Lord Beaverbrook High School (LBHS) is a public high school in Calgary, Alberta, Canada operated by the Calgary Board of Education. It was founded in 1967 and the first year of attendance was in 1968. It has approximately 2200 students, ~770 of which are in 10th grade and 100 staff members. It is named after Max Aitken, Lord Beaverbrook.
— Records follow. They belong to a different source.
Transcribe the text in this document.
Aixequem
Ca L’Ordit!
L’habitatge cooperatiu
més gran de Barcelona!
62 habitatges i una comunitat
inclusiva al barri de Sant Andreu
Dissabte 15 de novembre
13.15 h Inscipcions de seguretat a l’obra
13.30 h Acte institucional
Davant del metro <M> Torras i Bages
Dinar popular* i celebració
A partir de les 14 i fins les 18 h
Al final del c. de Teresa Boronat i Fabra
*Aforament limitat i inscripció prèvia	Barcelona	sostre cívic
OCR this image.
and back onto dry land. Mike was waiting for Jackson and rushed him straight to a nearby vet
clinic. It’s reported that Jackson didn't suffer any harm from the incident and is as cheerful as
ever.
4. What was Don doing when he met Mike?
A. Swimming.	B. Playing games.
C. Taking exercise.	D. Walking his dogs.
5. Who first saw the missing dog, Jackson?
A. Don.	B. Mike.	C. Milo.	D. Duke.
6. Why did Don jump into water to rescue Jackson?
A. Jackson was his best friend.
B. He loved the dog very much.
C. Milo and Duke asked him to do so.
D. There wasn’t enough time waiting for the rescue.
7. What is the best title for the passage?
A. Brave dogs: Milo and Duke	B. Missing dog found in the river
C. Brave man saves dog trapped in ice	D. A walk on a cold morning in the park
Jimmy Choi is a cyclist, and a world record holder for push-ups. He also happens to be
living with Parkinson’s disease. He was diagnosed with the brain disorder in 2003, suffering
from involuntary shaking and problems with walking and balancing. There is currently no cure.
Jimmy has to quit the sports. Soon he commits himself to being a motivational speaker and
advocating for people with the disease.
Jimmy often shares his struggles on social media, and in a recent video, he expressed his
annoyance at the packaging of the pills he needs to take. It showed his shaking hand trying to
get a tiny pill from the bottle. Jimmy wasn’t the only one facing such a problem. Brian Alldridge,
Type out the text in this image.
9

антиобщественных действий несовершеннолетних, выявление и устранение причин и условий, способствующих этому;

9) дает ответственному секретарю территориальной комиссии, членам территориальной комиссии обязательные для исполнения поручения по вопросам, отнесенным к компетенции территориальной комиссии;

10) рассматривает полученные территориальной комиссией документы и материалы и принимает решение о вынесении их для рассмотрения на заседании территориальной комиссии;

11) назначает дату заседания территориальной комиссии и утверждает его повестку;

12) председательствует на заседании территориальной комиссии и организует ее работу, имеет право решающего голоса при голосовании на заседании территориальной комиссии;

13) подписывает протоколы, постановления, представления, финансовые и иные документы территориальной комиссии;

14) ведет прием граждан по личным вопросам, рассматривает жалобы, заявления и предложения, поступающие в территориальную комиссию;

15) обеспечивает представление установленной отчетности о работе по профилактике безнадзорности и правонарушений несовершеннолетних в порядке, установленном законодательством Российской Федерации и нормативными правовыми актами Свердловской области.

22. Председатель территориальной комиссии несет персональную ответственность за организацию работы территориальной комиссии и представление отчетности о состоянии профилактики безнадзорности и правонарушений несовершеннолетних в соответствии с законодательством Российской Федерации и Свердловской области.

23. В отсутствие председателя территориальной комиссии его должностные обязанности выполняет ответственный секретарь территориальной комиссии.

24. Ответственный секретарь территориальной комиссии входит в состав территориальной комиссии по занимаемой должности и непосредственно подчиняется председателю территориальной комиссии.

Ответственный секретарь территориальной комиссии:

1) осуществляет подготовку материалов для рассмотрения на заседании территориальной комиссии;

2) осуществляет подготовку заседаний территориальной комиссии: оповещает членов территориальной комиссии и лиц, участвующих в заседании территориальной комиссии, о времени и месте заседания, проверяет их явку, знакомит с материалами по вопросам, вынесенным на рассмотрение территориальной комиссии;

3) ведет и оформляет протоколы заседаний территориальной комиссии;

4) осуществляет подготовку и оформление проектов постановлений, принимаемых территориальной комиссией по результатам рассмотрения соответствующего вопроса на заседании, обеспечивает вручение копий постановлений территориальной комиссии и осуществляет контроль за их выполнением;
The school's mascot is a "Lord"—a black, silver, and white lion wearing a crown.

The school is part of the Action for Bright Children Society.

==Notable alumni==
- Andy Ta, professional League of Legends player.
- Don Cairns, former National Hockey League player.
- Tommy Campbell, actor, stand-up comedian and comedy writer/director
- Graham Clark, podcaster and stand-up comedian
- Randy Gingera, former professional volleyball player, 1992 Canadian Olympian
- Owen Hargreaves, former professional footballer for Bayern Munich, Manchester United, and Manchester City F.C.
- Tim Hunter, former National Hockey League player
- Stu Laird, former Canadian Football League player
- Lisa Lobsinger, vocalist for the band Reverie Sound Revue and Broken Social Scene
- Jeff Pain, Olympic Silver medallist
- Patricia Relf, author
- Chris Robanske, Olympian (2014, 2018) and former Canadian Snowboard Federation.
- Mark Tewksbury, Canadian gold medalist swimmer and actor
- Robert Thirsk, CSA astronaut
- Kent Warnock, former Canadian Football League player.